JERUSALEM (AP) — Israel’s health minister, who heads a powerful ultra-Orthodox political party in Benjamin Netanyahu’s coalition, resigned on Sunday, saying he opposed continued maintenance work on the country’s railways on the Sabbath, when all labor is strictly prohibited by Jewish law.
Ultra-Orthodox parties have provided Netanyahu with support to stabilize his coalition, while the government carves out large budgets for the minority community. They have traditionally acted as kingmakers in Israel’s fractious coalition building and have in the past threatened to topple coalition governments by robbing them of their majority.
The issue of desecration of the Sabbath has triggered crisis in the past and highlights the cultural chasm between Israel’s ultra-Orthodox population and its secular majority. Much of Israel, including public transportation, comes to a halt at sundown Friday for the Sabbath, but few Israelis strictly observe the day of rest. Many restaurants, movie theaters, sporting events and national parks operate, and in secular bastions such as Tel Aviv even some corner stores and shopping centers are open.
Yaakov Litzman’s resignation didn’t immediately threaten Netanyahu’s coalition, but it risked setting off a chain reaction that might. Later Sunday however, any crisis appeared to have been averted when Netanyahu and the ultra-Orthodox coalition partners agreed to maintain the Sabbath status quo.
Litzman said the work conducted publicly on the railway prompted him to resign.
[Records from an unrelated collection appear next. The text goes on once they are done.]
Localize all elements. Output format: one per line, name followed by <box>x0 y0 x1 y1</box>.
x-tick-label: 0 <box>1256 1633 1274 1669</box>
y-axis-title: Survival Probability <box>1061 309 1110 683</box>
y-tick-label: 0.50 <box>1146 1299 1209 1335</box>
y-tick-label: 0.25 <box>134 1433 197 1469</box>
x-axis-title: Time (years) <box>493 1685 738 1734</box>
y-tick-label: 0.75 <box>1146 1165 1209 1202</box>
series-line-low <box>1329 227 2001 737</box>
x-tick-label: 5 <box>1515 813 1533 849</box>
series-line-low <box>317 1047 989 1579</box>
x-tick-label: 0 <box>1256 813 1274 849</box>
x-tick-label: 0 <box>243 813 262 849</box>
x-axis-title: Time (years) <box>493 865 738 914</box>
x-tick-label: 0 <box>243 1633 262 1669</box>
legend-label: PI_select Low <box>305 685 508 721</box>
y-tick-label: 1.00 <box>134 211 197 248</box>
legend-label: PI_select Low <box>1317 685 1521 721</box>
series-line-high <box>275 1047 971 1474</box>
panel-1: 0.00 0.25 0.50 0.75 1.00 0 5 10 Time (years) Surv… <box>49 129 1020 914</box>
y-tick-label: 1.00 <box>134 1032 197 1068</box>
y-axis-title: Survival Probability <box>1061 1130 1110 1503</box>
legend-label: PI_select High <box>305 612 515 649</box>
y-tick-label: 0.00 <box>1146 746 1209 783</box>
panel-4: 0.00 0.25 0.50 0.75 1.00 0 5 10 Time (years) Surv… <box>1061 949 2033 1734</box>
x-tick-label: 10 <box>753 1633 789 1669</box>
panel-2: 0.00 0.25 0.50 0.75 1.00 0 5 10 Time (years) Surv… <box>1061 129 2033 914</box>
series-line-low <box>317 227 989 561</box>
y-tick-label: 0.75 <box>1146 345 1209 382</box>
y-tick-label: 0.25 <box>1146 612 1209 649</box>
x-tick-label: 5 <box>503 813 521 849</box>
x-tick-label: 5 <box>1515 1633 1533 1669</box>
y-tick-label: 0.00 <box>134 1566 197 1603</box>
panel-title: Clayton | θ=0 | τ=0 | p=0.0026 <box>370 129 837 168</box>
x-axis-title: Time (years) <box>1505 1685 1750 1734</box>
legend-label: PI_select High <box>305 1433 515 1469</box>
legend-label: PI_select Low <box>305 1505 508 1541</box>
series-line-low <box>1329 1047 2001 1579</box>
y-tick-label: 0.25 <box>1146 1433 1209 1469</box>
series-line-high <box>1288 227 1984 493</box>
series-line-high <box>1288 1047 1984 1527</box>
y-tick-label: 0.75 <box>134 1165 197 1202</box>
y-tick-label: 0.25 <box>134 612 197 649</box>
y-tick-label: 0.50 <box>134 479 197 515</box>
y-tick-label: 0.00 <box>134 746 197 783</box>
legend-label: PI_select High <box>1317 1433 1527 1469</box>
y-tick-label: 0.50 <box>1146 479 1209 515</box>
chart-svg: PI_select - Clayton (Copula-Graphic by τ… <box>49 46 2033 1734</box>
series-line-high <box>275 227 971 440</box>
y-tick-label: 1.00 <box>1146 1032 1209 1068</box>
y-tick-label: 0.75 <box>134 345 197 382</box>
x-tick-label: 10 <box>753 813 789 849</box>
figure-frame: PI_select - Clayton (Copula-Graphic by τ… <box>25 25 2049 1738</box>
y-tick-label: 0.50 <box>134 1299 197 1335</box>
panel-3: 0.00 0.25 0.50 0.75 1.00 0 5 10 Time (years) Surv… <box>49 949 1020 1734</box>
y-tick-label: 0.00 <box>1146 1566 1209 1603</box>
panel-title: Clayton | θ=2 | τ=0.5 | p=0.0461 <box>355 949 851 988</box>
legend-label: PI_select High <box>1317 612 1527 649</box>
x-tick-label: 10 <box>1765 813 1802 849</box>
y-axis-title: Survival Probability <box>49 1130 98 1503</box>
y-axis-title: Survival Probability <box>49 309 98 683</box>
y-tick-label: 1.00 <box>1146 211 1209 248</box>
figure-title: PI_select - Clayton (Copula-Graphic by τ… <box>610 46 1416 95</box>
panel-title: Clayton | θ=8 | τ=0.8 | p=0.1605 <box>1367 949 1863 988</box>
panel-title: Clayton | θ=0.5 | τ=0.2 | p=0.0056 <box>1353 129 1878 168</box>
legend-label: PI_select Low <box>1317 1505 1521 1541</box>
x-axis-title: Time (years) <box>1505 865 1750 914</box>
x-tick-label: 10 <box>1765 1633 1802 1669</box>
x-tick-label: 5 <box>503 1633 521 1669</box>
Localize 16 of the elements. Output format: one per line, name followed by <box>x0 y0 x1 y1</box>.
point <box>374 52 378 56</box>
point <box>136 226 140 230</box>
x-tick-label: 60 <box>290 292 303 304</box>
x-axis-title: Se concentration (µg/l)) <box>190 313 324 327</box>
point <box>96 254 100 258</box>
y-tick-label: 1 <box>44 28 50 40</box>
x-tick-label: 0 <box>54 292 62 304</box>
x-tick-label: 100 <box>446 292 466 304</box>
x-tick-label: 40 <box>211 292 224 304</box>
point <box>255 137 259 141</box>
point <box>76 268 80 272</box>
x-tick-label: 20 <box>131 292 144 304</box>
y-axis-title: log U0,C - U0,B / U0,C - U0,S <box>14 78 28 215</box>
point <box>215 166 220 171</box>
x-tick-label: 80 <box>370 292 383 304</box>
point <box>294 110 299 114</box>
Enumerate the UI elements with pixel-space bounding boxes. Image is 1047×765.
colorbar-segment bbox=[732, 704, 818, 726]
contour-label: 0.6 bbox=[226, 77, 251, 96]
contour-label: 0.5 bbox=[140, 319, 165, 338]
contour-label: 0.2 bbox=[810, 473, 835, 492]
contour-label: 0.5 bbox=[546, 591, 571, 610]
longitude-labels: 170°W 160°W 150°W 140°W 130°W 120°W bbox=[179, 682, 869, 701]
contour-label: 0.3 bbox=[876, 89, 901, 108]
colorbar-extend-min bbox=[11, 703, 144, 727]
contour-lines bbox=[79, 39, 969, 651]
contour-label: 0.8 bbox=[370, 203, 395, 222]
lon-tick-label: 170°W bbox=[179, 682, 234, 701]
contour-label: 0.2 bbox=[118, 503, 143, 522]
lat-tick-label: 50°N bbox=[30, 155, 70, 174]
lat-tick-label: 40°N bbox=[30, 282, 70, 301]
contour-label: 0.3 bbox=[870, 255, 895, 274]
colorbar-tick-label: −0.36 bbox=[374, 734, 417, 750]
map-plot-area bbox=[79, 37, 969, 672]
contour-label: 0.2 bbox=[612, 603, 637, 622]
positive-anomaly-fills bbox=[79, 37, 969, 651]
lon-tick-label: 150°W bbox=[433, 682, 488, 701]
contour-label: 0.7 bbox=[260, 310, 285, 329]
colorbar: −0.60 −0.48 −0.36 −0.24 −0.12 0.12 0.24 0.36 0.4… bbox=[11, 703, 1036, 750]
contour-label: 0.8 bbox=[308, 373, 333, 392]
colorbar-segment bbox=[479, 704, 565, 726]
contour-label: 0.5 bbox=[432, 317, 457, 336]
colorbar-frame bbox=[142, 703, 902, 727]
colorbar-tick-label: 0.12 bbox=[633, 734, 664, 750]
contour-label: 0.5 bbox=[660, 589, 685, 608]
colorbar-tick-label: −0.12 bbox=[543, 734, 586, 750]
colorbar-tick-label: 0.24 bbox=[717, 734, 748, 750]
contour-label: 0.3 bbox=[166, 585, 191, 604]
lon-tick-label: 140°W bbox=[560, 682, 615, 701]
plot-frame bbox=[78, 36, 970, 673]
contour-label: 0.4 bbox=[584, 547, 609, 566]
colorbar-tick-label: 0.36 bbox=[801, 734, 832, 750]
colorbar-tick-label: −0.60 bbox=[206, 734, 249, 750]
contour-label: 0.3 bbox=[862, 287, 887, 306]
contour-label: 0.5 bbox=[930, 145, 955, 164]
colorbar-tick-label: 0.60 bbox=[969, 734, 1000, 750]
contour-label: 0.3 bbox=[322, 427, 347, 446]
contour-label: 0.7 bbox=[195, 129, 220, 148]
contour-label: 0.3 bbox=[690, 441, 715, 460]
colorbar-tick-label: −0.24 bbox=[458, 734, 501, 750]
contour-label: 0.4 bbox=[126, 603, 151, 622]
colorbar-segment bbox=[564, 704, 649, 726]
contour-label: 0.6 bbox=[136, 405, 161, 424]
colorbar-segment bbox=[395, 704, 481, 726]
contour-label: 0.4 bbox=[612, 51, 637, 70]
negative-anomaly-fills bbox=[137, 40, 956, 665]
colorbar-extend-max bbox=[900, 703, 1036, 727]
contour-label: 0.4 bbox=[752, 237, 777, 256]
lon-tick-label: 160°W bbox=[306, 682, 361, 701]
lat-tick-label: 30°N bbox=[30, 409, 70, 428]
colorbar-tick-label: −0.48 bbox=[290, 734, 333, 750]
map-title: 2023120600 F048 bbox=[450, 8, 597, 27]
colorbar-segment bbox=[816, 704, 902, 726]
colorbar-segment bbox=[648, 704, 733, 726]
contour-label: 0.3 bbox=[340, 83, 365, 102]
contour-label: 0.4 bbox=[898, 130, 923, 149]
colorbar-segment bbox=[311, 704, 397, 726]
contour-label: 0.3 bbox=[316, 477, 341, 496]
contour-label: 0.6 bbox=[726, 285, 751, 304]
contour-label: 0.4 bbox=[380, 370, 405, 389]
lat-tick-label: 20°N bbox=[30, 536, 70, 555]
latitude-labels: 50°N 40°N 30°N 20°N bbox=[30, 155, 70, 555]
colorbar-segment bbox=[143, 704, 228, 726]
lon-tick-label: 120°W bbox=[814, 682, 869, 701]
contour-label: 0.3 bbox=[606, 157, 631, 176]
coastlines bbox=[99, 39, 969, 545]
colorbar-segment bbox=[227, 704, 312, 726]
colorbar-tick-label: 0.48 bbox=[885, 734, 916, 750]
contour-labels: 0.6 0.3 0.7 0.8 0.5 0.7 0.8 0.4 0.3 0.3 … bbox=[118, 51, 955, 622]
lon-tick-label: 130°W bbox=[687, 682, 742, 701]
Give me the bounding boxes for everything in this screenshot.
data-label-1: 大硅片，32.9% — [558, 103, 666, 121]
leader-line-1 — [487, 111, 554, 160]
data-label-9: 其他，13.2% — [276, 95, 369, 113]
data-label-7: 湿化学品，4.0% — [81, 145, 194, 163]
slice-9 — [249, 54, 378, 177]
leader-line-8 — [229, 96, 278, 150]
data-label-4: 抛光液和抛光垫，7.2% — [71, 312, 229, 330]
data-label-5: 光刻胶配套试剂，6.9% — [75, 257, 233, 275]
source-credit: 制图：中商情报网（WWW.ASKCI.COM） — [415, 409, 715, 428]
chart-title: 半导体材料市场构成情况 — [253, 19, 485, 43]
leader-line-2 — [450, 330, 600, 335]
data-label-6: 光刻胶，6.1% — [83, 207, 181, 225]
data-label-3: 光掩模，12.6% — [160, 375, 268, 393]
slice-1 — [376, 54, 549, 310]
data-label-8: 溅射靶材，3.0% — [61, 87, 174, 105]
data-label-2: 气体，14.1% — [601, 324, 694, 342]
He said “as a minister in Israel, I can’t maintain the ministerial responsibility” of government-sanctioned Sabbath “desecration” that contradicts the “holy values of the Jewish people.”
While Litzman said the weekend maintenance work on the railway was not warranted, Israel’s railways authority says it must carry out work on Saturday so it doesn’t disrupt transportation for thousands of Israelis during the work week. Railway and some other public works have occurred for years on the Sabbath.
Litzman’s resignation could have exerted pressure on the other two ultra-Orthodox coalition partners to squeeze out concessions from Netanyahu to prove to their constituents that they respect the Sabbath as much as the resigning health minister. Netanyahu may be hesitant to offer anything perceived as being too generous for fear of alienating secular voters at a time when opposition party Yesh Atid, led by charismatic former journalist Yair Lapid, has been gaining traction in polls.
Netanyahu said later at a government meeting that he regrets Litzman’s decision, describing him as “an excellent health minister who did much for the health of Israel’s citizens.” He said his coalition would not dissolve over the issue.
Netanyahu stressed that the Sabbath is important to all Israelis — as is the need for “safe and continuous” transportation — and added that he’s convinced a solution can be found.